Xi promised $124 billion on Sunday for his new Silk Road plan, which aims to bolster China’s global leadership ambitions by expanding infrastructure between Asia, Africa, Europe and beyond.
China has used the initiative to help portray its economy as open to the world, distinct from a rising wave of global protectionism, as U.S. President Donald Trump promotes an “America First” policy.
Hosting world leaders on the second day of a two-day summit in Beijing, Xi said on Monday that it was crucial for his signature foreign policy and global development plan to “reject protectionism”.
“President Xi has repeated this message several times now, and it is a good sign, and we want to help him deliver. The easiest way to deliver what he has said is to speed up EU-China investment agreement negotiations,” Katainen, the head of the European Union’s delegation to the meeting, told Reuters.
Such an investment deal is “urgently needed” to boost business links between the two sides, Katainen said in an interview on the sidelines of the summit.
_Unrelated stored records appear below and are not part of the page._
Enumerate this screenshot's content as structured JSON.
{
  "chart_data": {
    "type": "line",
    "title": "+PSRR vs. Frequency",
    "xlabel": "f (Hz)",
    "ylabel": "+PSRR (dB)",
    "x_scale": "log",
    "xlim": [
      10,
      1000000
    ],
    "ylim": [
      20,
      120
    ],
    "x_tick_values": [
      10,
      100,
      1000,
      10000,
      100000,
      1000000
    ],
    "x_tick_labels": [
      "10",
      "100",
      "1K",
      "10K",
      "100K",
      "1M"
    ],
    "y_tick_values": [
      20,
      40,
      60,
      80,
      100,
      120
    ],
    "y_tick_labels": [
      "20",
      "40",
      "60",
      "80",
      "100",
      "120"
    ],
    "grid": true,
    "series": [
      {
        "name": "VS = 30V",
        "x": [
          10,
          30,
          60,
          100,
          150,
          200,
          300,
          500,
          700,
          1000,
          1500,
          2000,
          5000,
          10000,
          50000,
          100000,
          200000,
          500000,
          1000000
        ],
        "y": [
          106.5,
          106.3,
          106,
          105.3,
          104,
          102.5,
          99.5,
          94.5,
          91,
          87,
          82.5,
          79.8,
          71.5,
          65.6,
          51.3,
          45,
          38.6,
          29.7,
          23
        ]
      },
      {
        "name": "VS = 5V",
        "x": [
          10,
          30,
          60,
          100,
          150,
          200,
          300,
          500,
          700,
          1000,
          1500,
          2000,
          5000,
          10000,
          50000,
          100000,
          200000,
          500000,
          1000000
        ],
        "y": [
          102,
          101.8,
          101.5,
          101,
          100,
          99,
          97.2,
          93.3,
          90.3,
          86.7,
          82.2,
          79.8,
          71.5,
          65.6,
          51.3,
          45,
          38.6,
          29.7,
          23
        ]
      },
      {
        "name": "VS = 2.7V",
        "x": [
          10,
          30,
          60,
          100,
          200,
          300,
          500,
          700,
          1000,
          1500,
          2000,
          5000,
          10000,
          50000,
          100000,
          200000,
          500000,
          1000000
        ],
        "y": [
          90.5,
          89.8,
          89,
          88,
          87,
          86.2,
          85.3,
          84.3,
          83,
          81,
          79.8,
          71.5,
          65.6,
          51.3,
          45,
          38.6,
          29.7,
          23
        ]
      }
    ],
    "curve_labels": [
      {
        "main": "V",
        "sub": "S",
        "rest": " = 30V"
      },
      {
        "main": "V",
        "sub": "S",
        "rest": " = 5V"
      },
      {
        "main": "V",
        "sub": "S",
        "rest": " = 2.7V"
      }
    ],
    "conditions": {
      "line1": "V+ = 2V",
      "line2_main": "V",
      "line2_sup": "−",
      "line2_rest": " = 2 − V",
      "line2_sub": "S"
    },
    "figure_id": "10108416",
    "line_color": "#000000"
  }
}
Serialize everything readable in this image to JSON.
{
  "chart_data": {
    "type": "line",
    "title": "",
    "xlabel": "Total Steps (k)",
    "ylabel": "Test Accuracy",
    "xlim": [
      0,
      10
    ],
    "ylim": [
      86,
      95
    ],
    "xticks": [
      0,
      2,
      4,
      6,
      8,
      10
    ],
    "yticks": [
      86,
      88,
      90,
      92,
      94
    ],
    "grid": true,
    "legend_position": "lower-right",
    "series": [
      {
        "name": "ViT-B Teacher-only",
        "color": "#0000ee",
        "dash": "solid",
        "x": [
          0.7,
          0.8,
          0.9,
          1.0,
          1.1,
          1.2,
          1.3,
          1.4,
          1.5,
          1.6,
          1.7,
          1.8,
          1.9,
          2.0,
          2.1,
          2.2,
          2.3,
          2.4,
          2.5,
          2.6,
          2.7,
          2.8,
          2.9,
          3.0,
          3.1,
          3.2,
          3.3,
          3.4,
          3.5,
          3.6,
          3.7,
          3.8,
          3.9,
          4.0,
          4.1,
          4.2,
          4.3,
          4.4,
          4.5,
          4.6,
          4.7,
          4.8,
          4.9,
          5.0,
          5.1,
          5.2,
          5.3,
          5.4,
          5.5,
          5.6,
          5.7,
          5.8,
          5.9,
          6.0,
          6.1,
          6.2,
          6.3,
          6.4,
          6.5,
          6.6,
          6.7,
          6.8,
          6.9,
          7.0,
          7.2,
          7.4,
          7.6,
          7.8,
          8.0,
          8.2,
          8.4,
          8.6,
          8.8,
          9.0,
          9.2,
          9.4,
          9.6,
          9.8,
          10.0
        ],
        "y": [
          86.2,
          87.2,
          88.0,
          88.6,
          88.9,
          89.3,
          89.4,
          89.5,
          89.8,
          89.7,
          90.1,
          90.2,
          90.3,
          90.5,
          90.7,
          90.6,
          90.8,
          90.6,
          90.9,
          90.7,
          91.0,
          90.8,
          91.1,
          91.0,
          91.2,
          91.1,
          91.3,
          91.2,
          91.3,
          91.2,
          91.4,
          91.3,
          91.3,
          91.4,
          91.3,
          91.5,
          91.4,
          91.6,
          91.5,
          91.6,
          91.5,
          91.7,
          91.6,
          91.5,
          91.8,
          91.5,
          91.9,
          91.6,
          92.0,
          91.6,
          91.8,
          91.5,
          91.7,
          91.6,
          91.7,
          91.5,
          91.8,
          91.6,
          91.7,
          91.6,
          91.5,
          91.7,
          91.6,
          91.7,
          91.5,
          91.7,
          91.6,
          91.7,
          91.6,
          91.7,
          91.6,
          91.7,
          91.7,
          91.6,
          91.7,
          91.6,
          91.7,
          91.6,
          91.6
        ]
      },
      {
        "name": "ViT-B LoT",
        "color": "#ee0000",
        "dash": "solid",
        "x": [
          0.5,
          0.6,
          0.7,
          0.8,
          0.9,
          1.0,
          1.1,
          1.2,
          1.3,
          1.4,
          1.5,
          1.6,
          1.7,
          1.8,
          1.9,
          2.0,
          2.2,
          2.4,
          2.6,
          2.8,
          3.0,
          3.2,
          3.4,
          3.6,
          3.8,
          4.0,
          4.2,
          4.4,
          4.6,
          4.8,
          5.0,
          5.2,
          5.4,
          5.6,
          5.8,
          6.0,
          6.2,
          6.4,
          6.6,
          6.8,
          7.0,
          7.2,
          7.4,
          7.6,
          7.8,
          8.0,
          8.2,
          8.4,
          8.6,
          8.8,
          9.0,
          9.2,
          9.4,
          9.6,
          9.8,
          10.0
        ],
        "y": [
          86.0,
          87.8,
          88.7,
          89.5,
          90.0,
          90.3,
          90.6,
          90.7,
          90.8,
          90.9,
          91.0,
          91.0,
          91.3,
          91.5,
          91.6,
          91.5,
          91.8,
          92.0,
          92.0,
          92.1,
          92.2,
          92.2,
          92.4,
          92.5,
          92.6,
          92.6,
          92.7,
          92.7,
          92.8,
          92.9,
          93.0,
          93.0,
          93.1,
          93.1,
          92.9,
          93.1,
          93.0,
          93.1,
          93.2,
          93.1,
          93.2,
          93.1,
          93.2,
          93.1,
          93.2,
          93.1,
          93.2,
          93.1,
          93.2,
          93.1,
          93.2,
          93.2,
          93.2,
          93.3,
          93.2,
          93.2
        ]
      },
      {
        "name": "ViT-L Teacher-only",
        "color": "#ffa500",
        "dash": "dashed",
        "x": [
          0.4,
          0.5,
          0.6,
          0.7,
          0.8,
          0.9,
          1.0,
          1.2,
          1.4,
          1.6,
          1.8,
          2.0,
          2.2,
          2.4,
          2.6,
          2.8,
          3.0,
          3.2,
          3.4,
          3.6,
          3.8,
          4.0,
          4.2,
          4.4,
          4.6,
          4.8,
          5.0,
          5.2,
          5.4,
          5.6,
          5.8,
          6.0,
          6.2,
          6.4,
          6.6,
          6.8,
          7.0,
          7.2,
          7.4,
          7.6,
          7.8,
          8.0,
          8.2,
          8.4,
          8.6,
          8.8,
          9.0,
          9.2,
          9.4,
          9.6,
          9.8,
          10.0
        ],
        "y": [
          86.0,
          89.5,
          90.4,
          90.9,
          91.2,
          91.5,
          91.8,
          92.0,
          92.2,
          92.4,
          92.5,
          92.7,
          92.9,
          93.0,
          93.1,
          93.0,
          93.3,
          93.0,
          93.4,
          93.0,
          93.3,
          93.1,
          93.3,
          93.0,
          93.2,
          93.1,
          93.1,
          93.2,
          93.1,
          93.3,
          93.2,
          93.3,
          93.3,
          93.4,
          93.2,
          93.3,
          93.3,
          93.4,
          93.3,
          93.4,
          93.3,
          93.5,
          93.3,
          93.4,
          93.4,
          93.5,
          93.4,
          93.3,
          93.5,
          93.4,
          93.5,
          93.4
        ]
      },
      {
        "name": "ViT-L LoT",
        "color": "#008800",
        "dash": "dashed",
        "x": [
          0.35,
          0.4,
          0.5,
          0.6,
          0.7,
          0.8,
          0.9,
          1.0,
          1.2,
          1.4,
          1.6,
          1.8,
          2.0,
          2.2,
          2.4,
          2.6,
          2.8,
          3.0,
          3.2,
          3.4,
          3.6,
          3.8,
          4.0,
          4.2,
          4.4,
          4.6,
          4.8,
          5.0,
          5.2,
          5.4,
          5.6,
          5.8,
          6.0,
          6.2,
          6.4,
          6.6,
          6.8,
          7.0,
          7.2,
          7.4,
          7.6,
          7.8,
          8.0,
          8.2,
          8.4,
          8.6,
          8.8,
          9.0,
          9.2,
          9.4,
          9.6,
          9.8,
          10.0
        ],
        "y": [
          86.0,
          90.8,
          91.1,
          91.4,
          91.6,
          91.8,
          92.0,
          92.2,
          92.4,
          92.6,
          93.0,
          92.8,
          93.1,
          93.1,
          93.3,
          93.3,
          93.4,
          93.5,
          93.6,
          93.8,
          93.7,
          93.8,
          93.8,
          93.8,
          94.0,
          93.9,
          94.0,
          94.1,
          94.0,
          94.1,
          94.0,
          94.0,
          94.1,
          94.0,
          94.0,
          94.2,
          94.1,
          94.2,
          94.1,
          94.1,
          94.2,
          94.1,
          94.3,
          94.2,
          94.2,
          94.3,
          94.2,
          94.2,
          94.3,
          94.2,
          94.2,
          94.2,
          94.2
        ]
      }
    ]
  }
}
China and the EU are set to hold their own summit in Brussels in early June, during which the Comprehensive Agreement on Investment (CAI) currently under negotiation will be a central focus.
Katainen said more Europeans were demanding that China give EU businesses access to its market in the way that EU markets were open to Chinese investment.
“People in Europe are just asking for reciprocity. Nothing more,” Katainen said.
“Something must change now. Also, taking into account what President Xi has said, it would be not that encouraging if the (EU-China) summit would not deliver even though the political will has been expressed so directly several times,” he said.
Katainen said Europe wanted to see “concrete, measurable outcomes” from investment talks, adding that he could imagine “results” within a year if Beijing could show strong enough political will to make market access offers.
Despite China’s pledges to remove market barriers, the government has faced increasingly fervent criticism from foreign business groups and governments alike. They say Beijing has done little to address discriminatory policies that favor Chinese companies.